DESTROYERS OF THE REPUBLIC
As the first century got under way, Marius spoke for the People and Sulla for the aristocracy. One after the other, each man hijacked the state and massacred his opponents. During their time, the ruling class lost its tolerance of opposition, without which the finely balanced Roman constitution could not function. Both busts, Munich Glyptothek
LIBERATOR
In 196 Titus Quinctius Flamininus proclaimed the freedom of the Greeks, a gesture that won him immense popularity. He was the first Roman whose portrait head appeared on a Greek or Macedonian coin, in this case a gold stater in the style of Alexander the Great’s money.
EMPIRE BUILDER
In 63 Pompey the Great defeated Mithridates, king of Pontus. With his long-lasting settlement of the provinces and kingdoms of the Middle East, Rome became the unchallenged superpower of the classical world, and remained so for centuries.
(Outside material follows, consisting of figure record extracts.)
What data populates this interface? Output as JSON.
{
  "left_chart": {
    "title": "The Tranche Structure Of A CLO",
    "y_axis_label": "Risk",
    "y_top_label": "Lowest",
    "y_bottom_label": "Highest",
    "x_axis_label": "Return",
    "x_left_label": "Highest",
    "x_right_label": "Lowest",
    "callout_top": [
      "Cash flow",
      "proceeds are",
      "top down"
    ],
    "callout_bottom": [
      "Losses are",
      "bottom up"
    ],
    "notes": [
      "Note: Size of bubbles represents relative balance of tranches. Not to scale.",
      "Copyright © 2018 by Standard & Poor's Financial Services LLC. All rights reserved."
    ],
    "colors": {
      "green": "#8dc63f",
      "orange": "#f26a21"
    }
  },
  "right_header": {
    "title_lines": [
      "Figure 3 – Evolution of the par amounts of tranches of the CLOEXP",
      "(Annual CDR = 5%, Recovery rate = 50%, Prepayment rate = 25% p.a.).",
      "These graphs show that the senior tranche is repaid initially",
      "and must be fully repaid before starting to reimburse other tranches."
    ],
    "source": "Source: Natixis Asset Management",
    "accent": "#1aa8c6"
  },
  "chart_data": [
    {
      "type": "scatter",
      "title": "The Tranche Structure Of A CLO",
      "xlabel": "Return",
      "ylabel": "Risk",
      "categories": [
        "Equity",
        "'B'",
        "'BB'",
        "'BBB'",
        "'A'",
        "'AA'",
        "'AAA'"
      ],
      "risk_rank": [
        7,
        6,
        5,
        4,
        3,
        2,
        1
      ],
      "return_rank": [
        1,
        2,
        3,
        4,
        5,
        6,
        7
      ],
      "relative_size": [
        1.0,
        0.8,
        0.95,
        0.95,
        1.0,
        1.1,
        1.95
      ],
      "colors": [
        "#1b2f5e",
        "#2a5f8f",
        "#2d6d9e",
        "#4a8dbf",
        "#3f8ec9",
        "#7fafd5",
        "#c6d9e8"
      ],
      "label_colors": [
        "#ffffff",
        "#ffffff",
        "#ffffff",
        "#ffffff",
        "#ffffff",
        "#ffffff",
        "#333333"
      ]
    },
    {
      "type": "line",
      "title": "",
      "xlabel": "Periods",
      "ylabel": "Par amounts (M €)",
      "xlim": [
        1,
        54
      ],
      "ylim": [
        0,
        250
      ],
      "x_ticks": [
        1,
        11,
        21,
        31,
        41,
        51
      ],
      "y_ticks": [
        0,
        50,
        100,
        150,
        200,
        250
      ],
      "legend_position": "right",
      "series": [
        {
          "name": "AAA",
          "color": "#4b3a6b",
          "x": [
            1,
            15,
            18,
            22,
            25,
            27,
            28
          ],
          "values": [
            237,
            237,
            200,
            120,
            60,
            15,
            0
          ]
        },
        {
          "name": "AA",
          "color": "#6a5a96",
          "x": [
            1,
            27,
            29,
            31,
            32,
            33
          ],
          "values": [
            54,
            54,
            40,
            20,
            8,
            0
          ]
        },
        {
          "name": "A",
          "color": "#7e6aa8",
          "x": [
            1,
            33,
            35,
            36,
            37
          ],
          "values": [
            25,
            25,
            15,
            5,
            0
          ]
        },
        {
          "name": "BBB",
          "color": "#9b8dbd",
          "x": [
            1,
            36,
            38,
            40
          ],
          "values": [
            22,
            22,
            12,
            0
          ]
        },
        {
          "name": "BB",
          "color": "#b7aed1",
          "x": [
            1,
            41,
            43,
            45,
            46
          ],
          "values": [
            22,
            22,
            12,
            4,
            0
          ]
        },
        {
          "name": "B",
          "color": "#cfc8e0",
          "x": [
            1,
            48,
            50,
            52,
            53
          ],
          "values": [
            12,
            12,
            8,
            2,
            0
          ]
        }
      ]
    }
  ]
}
Ny Carlsberg Glyptotek
DEFENDER OF THE REPUBLIC
The great orator Cicero believed that the Roman constitution was nearly perfect, despite all the evidence that it was in a state of terminal decay. He looked back with pride to a glorious past. He was put to death for defending the Repub
lic he loved by those who worked to destroy it and replace it with an autocracy. Capitoline Museums, Rome
THE FORUM ROMANUM
The Forum Romanum was the public square in the heart of ancient Rome. Here were the Senate House, the Comitium, or place of public assembly, the law courts (held in the open air), shops, and temples. As this panoramic view shows, all that remains are pillaged ruins. In the center stands the columned frontage of the temple of Saturn behind which can be seen the arch of the emperor Septimius Severus and, beyond, the plain brick wall and pediment of the Curia Julia, the Senate House. On the right are the foundations of a shopping mall and business center, the Basilica Julia, in the distance three tall columns of the temple of Castor and Pollux and on their left the white fragment of the circular temple of Vesta, where the city’s sacred flame was kept. (Photo: Arnold Dekker)
DAILY LIVING
Roman authors say little of the life of the people, but structures, objects, and carvings have survived that throw light on everyday pursuits. The rich lived in spacious luxury, as can be seen in first-century A.D. Pompeii (Photo: S. H. O’Leary), but most urban Romans made do with one or two rooms in apartment blocks, or insulae, like this one (restored) in Ostia.
There were few facilities for cooking at home in an insula and eating out was popular, as at this bistro with a heated bar for keeping food warm (Photo: Daniele Florio). It is backed by a fresco that shows the spirit of the house flanked by the household gods, with Mercury, god of business and commerce, on the far left and Bacchus, god of wine, on the far right.